Mlliyet Milliyet Blog Milliyet Blog
 
Facebook Connect
Blog Kategorileri
 

02 Ağustos '17

 
Kategori
Felsefe
 

Bilmek ve İnanmak…

Bilmek ve İnanmak…
 

Bilmek ve İnanmak…

İnsanlık beklide var olduğundan bu yana bu iki durumu tartışıyor. Başlangıçta bilmekle inanmak arasında büyük bir fark yoktu. Görmek demek inanmak, inanmak demek bilmekti. Atılan nesnenin yere geri düşeceği, güneşin doğuşu ve batışı, yıldızların gökteki yerleri ve bunun gibi olaylar görünür ve dolayısıyla bilinirlerdi. Güneş veya ayın tutulması, kasırga, zelzele ve bu gibi “normal” olmayan doğa olayları ise inançlarla açıklanırdı. Bu sistemde inançla bilim arasında fazla bir çelişki yoktu. 

Binlerce yıl süregelen bu denge, iki-üç bin yıl önce sarsılmaya başlamıştı. Hafif titremelerle başlayan bu sarsılma, gün geçtikçe ivme kazanmış ve kesin tarihi belli olmasa bile, sistem çökmüştür. Çöken enkazdan, inanmak ve bilmek ikilisinden oluşan sistem iki ayrı nesne olarak ortaya çıkmıştır: İnanç ve bilim.

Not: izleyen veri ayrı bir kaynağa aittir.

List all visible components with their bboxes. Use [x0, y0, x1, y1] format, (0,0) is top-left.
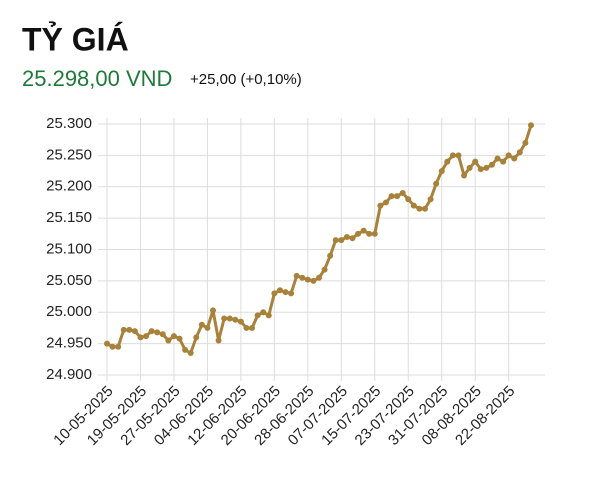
point	[360, 227, 367, 234]
point	[304, 276, 311, 283]
point	[115, 343, 122, 350]
y-tick-label: 25.300	[46, 115, 92, 132]
point	[338, 237, 345, 244]
point	[254, 312, 261, 319]
point	[528, 122, 534, 129]
point	[511, 155, 518, 162]
point	[310, 277, 317, 284]
point	[472, 158, 479, 165]
point	[483, 164, 490, 171]
point	[405, 196, 412, 203]
point	[143, 333, 150, 340]
point	[210, 307, 216, 314]
point	[265, 312, 272, 319]
point	[466, 164, 473, 171]
point	[488, 161, 495, 168]
point	[433, 180, 440, 187]
point	[410, 202, 417, 209]
y-tick-label: 25.050	[46, 272, 92, 289]
point	[494, 155, 501, 162]
point	[321, 266, 328, 273]
point	[477, 166, 484, 173]
point	[126, 326, 133, 333]
point	[165, 337, 172, 344]
point	[449, 152, 456, 159]
point	[226, 315, 233, 322]
y-tick-label: 24.900	[46, 366, 92, 383]
point	[382, 199, 389, 206]
point	[260, 309, 267, 316]
point	[444, 158, 451, 165]
point	[366, 230, 373, 237]
point	[522, 139, 529, 146]
point	[237, 318, 244, 325]
point	[332, 237, 339, 244]
point	[148, 328, 155, 335]
point	[500, 158, 507, 165]
change: +25,00 (+0,10%)	[190, 71, 302, 88]
point	[299, 274, 306, 281]
point	[505, 152, 512, 159]
point	[159, 331, 166, 338]
point	[427, 196, 434, 203]
point	[176, 335, 183, 342]
point	[371, 230, 378, 237]
point	[355, 230, 362, 237]
point	[182, 346, 189, 353]
point	[516, 149, 523, 156]
point	[388, 193, 395, 200]
point	[170, 333, 177, 340]
point	[349, 235, 356, 242]
point	[215, 337, 222, 344]
point	[282, 289, 289, 296]
y-tick-label: 25.100	[46, 240, 92, 257]
point	[288, 290, 295, 297]
point	[198, 321, 205, 328]
point	[154, 329, 161, 336]
point	[204, 324, 211, 331]
y-tick-label: 24.950	[46, 335, 92, 352]
point	[377, 202, 384, 209]
point	[343, 233, 350, 240]
chart-title: TỶ GIÁ	[22, 21, 129, 57]
y-tick-label: 25.150	[46, 209, 92, 226]
point	[120, 326, 127, 333]
point	[327, 252, 334, 259]
point	[249, 324, 256, 331]
point	[232, 316, 239, 323]
point	[243, 324, 250, 331]
point	[109, 343, 116, 350]
point	[455, 152, 462, 159]
point	[293, 272, 300, 279]
point	[422, 205, 428, 212]
point	[104, 340, 110, 347]
point	[276, 287, 283, 294]
point	[131, 328, 138, 335]
y-tick-label: 25.200	[46, 178, 92, 195]
point	[187, 350, 194, 357]
point	[193, 334, 200, 341]
point	[394, 193, 401, 200]
point	[271, 290, 278, 297]
point	[316, 274, 322, 281]
y-tick-label: 25.250	[46, 146, 92, 163]
y-tick-label: 25.000	[46, 303, 92, 320]
point	[137, 334, 144, 341]
point	[461, 172, 468, 179]
point	[416, 205, 423, 212]
point	[399, 190, 406, 197]
point	[221, 315, 228, 322]
point	[438, 168, 445, 175]
price: 25.298,00 VND	[22, 66, 172, 91]
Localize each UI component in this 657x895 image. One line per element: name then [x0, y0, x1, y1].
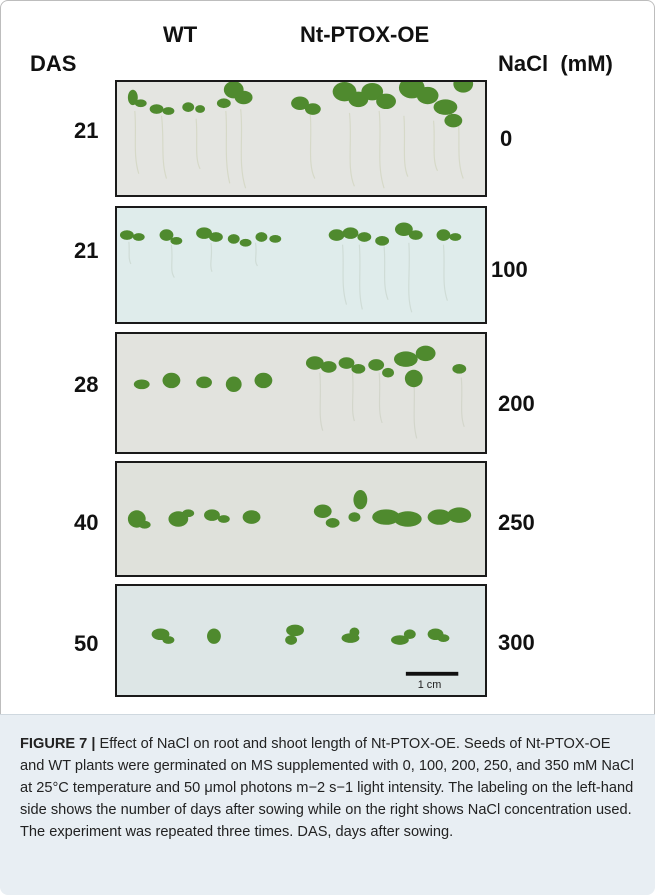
row-2-nacl: 100	[491, 257, 528, 282]
seedling-photo-5: 1 cm	[117, 586, 485, 695]
photo-panel-3	[115, 332, 487, 454]
row-5-nacl: 300	[498, 630, 535, 655]
photo-panel-5: 1 cm	[115, 584, 487, 697]
figure-caption: FIGURE 7 | Effect of NaCl on root and sh…	[20, 733, 638, 843]
header-nacl: NaCl (mM)	[498, 51, 613, 76]
header-wt: WT	[163, 22, 198, 47]
row-2-das: 21	[74, 238, 99, 263]
row-3-nacl: 200	[498, 391, 535, 416]
seedling-photo-4	[117, 463, 485, 575]
row-1-nacl: 0	[500, 126, 513, 151]
row-4-das: 40	[74, 510, 99, 535]
row-1-das: 21	[74, 118, 99, 143]
header-oe: Nt-PTOX-OE	[300, 22, 430, 47]
scale-bar-label: 1 cm	[418, 679, 442, 691]
scale-bar	[405, 671, 459, 676]
photo-panel-4	[115, 461, 487, 577]
photo-panel-1	[115, 80, 487, 197]
seedling-photo-2	[117, 208, 485, 322]
caption-text: Effect of NaCl on root and shoot length …	[20, 736, 634, 840]
seedling-photo-3	[117, 334, 485, 452]
header-das: DAS	[30, 51, 77, 76]
row-3-das: 28	[74, 372, 99, 397]
photo-panel-2	[115, 206, 487, 324]
caption-background	[0, 714, 655, 895]
caption-label: FIGURE 7 |	[20, 736, 96, 752]
row-4-nacl: 250	[498, 510, 535, 535]
seedling-photo-1	[117, 82, 485, 195]
row-5-das: 50	[74, 631, 99, 656]
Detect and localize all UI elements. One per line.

O oluşumdan sonra inançla bilim birçok defa çelişecek ve yüzlerce yıl bilim, insan belleğinde inançların yerini alacaktır. 

 Geçen binlerce yıl ile beraber bu iki sistemin çatışması da büyüdü. Arada bir kıskançlık da doğdu diyebiliriz. Nasıl olmasın ki? Başta inanç haznesi devasa büyük, bilme haznesi ise küçüktü. İnsanlar öğrenmeye, bilmeye başladıkça İnanma haznesinden bilme haznesine geçişler başladı. Öyle ya, artık kimse ay tutulmasını inanç hanesinde görmüyor.

Nedir bilmek?

Bilgi, çoğu zaman bilen özne ile bilinen nesne arasında kurulan ilişki sonucunda ortaya çıkan ürün olarak tanımlanır. Bu tanımlamada geçen özne, aktif bir tavır sergileyen insan; nesne ise öznenin yöneldiği pasif durumdaki varlıktır.

İnanmak, bir şeyi görmeden doğruluğundan emin olmadan kabul etmektir, bilmek ise aynı şeyi görerek ve doğruluğunu bilimsel olarak ispatlayarak kabul etmektir.

İnanmak kişinin kendine olan "ikna" sı iken bilmek " ispat" ıdır.

İnanmak, bilginin olmadığı bir ortamda doğacak boşluk ve çatışmadan kurtulmak için eldeki mevcut ve / veya alakasız bilgiyle bu bilinmezlik durumunu bir şeye yormaktır, desek doğru olur gibi geliyor. Öyleyse inanmak mutluluk öfke utanç gibi duyguların ötesinde ve bilme eyleminin dışında, düşünme eylemi ile ilgilidir. Eğer öyleyse inancın karakteri bilme eylemi gerçekleşene kadar onun yerini tutan bir nevi yedek oyuncudur. Dolayısıyla inançların doğasının en temel özü değişkenlik ve esneklik olmalıdır çünkü bu tanıma göre inanç bilme eylemi öncesi bir aşamadır ve gerekli veriye ulaşıldığında değişerek evrimini tamamlayacaktır. 
Ancak bizim inanç ile ilgili çağrışımımız bunun değişmesi çok zor ve çok güçlü bir duygu olduğu yönündedir. Aynı zamanda bu yüzden büyük bir sorumluluk da getirir. Yukarıdaki tanım ile bizdeki çağrışımın bırakın benzer bir tarafının olmasını tamamen birbirine zıttır. 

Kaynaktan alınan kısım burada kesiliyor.